Other sections of the 2011 Act that will apply to competition law offences concern the production of documents and the manner in which they are to be identified and categorised. Provision is also made for the determination of legal professional privilege issues arising from the disclosure of documents. I am working with my colleague, the Minister for Justice and Equality, on this matter, as he has ministerial responsibility for making the necessary order under the Criminal Justice Act.

Following the Bill's enactment, my next legislative priority in this area will be the consumer and competition Bill to give effect to the amalgamation of the Competition Authority and the National Consumer Agency, NCA. As both bodies were established under statute, it is necessary to give effect to the newly merged body by way of primary legislation. At its meeting on 5 July, the Government approved the Bill's drafting. Since being announced as part of the rationalisation plan for State agencies during the 2009 budget speech, my Department has continued to work with both bodies to ensure a smooth transition from the two separate entities to a single dual functioning body responsible for competition and consumer protection.

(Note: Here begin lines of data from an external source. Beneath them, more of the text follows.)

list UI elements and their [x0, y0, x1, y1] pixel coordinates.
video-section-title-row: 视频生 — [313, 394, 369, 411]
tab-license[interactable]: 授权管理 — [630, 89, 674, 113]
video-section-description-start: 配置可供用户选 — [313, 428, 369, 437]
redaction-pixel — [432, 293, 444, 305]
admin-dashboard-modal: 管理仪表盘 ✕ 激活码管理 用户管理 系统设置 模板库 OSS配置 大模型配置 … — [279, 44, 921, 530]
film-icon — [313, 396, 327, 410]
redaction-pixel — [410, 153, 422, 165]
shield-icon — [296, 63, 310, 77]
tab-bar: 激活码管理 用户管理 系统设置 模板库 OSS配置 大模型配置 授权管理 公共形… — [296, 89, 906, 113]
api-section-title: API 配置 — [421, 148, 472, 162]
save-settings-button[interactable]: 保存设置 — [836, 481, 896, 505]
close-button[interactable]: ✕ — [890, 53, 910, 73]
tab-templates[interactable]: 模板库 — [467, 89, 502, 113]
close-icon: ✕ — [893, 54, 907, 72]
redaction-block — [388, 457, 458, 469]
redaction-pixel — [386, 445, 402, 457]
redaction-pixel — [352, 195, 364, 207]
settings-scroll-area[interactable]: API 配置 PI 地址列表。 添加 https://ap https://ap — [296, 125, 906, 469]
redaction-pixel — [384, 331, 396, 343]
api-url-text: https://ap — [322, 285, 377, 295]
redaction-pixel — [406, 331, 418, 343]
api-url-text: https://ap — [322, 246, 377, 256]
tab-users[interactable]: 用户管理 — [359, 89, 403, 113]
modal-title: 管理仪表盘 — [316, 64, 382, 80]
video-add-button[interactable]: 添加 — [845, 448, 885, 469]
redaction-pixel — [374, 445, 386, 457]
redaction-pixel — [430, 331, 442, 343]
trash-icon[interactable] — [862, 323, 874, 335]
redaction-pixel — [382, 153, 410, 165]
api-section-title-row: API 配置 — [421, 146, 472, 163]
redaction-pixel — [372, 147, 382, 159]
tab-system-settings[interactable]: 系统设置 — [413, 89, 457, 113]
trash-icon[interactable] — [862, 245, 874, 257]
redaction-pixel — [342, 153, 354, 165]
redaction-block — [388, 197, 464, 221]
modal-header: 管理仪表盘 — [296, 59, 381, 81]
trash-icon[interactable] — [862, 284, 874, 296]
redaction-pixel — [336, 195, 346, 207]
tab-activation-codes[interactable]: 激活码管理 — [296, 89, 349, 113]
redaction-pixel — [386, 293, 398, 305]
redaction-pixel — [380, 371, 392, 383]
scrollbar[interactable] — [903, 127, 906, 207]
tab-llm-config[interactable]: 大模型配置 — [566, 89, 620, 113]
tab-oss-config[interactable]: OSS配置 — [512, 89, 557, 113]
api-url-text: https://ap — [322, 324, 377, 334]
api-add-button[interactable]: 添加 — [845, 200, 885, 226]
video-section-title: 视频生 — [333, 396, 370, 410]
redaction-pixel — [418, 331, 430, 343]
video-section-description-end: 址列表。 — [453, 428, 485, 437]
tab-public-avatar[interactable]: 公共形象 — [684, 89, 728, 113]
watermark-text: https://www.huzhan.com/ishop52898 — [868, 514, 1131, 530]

The Bill will also update the existing competition law on foot of a review of the operation and implementation of the Competition Act 2002, strengthen the public interest test in respect of media mergers in line with the report of the advisory group on media mergers, make some minor amendments to the consumer protection legislation and provide for a code of practice for doing business in the grocery goods sector.

While this all-encompassing approach to the draft legislation has to some extent delayed the legislation for rationalisation of the two agencies, we will be better served in the long run by a single legislative measure that establishes the new agency and provides for a combined and updated consumer and competition code. Deputies are awaiting publication of the Bill and may seek to avail of the opportunity presented by the Bill before us to progress issues contained in the other Bill. However, I urge them to wait. The matters to be included in the comprehensive consumer and competition Bill will be considered and debated in due course and, no doubt, in great detail, as is appropriate.

I look forward to working with Deputies on Committee and Report Stages of the Bill before the House and I will be happy to reply to questions that arise. In the meantime, I commend the Bill to the House.